The White House under Obama has avoided big scandals, despite GOP claims to the contrary. Jonathan Alter writes in his new column, “The Obama Miracle: A White House Free Of Scandal”:
President Barack Obama goes into 2012 with a weak economy that may doom his reelection. But he has one asset that hasn’t received much attention: He’s honest.
The sight of Texas Governor Rick Perry tumbling out of the clown car recently as a “birther” (or at least a birther-enabler) is a sign of weakness, not just for the Perry campaign but for the whole Republican effort to tarnish the president’s character.
Although it’s possible that the Solyndra LLC story will become a classic feeding frenzy, don’t bet on it. Providing $535 million in loan guarantees to a solar-panel maker that goes bankrupt was dumb, but so far not criminal or even unethical on the part of the administration. These kinds of stories are unlikely to derail Obama in 2012. If he loses, it will be because of the economy — period.
Even so, the president’s Teflon is intriguing. How did we end up in such a scandal-less state? After investigating the question for a recent Washington Monthly article, I’ve been developing some theories.

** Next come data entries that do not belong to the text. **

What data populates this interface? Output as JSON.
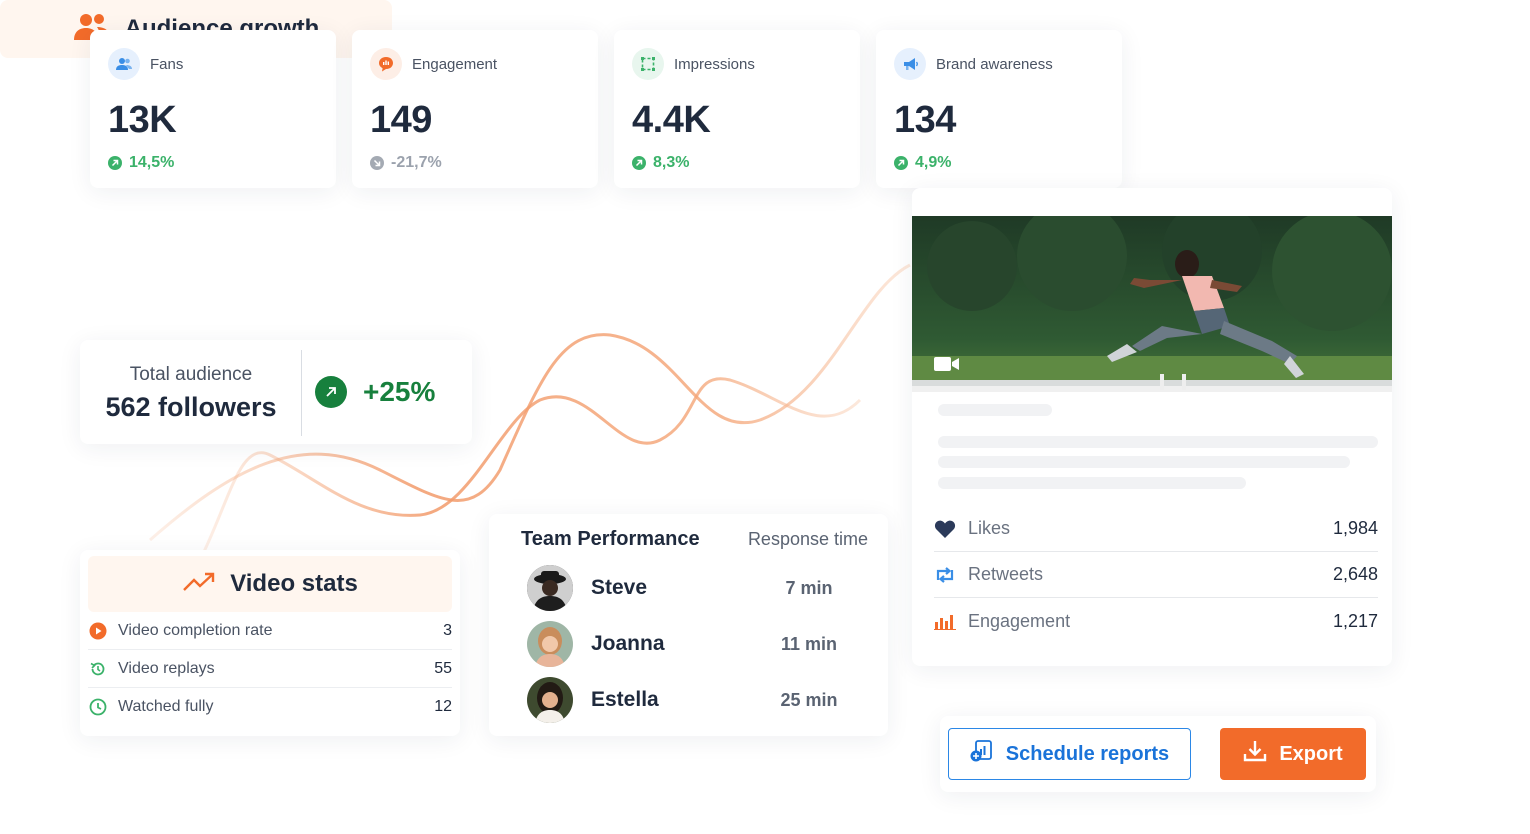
{
  "metrics": [
    {
      "label": "Fans",
      "value": "13K",
      "change": "14,5%",
      "trend": "up",
      "icon": "users-icon",
      "icon_bg": "#e6f0fd",
      "icon_color": "#3a8ee6"
    },
    {
      "label": "Engagement",
      "value": "149",
      "change": "-21,7%",
      "trend": "down",
      "icon": "chat-bubble-icon",
      "icon_bg": "#fdeee6",
      "icon_color": "#f26b2a"
    },
    {
      "label": "Impressions",
      "value": "4.4K",
      "change": "8,3%",
      "trend": "up",
      "icon": "frame-icon",
      "icon_bg": "#e8f6ee",
      "icon_color": "#3bb26a"
    },
    {
      "label": "Brand awareness",
      "value": "134",
      "change": "4,9%",
      "trend": "up",
      "icon": "megaphone-icon",
      "icon_bg": "#e6f0fd",
      "icon_color": "#3a8ee6"
    }
  ],
  "audience": {
    "title": "Audience growth",
    "total_label": "Total audience",
    "total_value": "562 followers",
    "growth": "+25%"
  },
  "video_stats": {
    "title": "Video stats",
    "rows": [
      {
        "label": "Video completion rate",
        "value": "3",
        "icon": "play-circle-icon"
      },
      {
        "label": "Video replays",
        "value": "55",
        "icon": "replay-icon"
      },
      {
        "label": "Watched fully",
        "value": "12",
        "icon": "clock-icon"
      }
    ]
  },
  "team": {
    "title": "Team Performance",
    "subtitle": "Response time",
    "members": [
      {
        "name": "Steve",
        "time": "7 min"
      },
      {
        "name": "Joanna",
        "time": "11 min"
      },
      {
        "name": "Estella",
        "time": "25 min"
      }
    ]
  },
  "post": {
    "stats": [
      {
        "label": "Likes",
        "value": "1,984",
        "icon": "heart-icon"
      },
      {
        "label": "Retweets",
        "value": "2,648",
        "icon": "retweet-icon"
      },
      {
        "label": "Engagement",
        "value": "1,217",
        "icon": "bar-chart-icon"
      }
    ]
  },
  "actions": {
    "schedule_label": "Schedule reports",
    "export_label": "Export"
  },
  "colors": {
    "accent_orange": "#f26b2a",
    "accent_blue": "#1a73d9",
    "positive_green": "#3bb26a",
    "dark_green": "#17803d",
    "text_dark": "#1f2a3d"
  }
}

For starters, the tone is always set at the top. Obama puts a premium on personal integrity, and with a few exceptions (Tim Geithner’s tax problems in 2009) his administration tends to fire first and ask questions later. The best known example is Shirley Sherrod, the Agriculture Department official who was mistakenly fired by her boss over a miscommunication that led higher-ups to believe — wrongly — that she had made inappropriate racially tinged remarks. In several other cases, the decision to give staffers accused of wrongdoing the boot was made within hours, taking the air out of any possible uproar.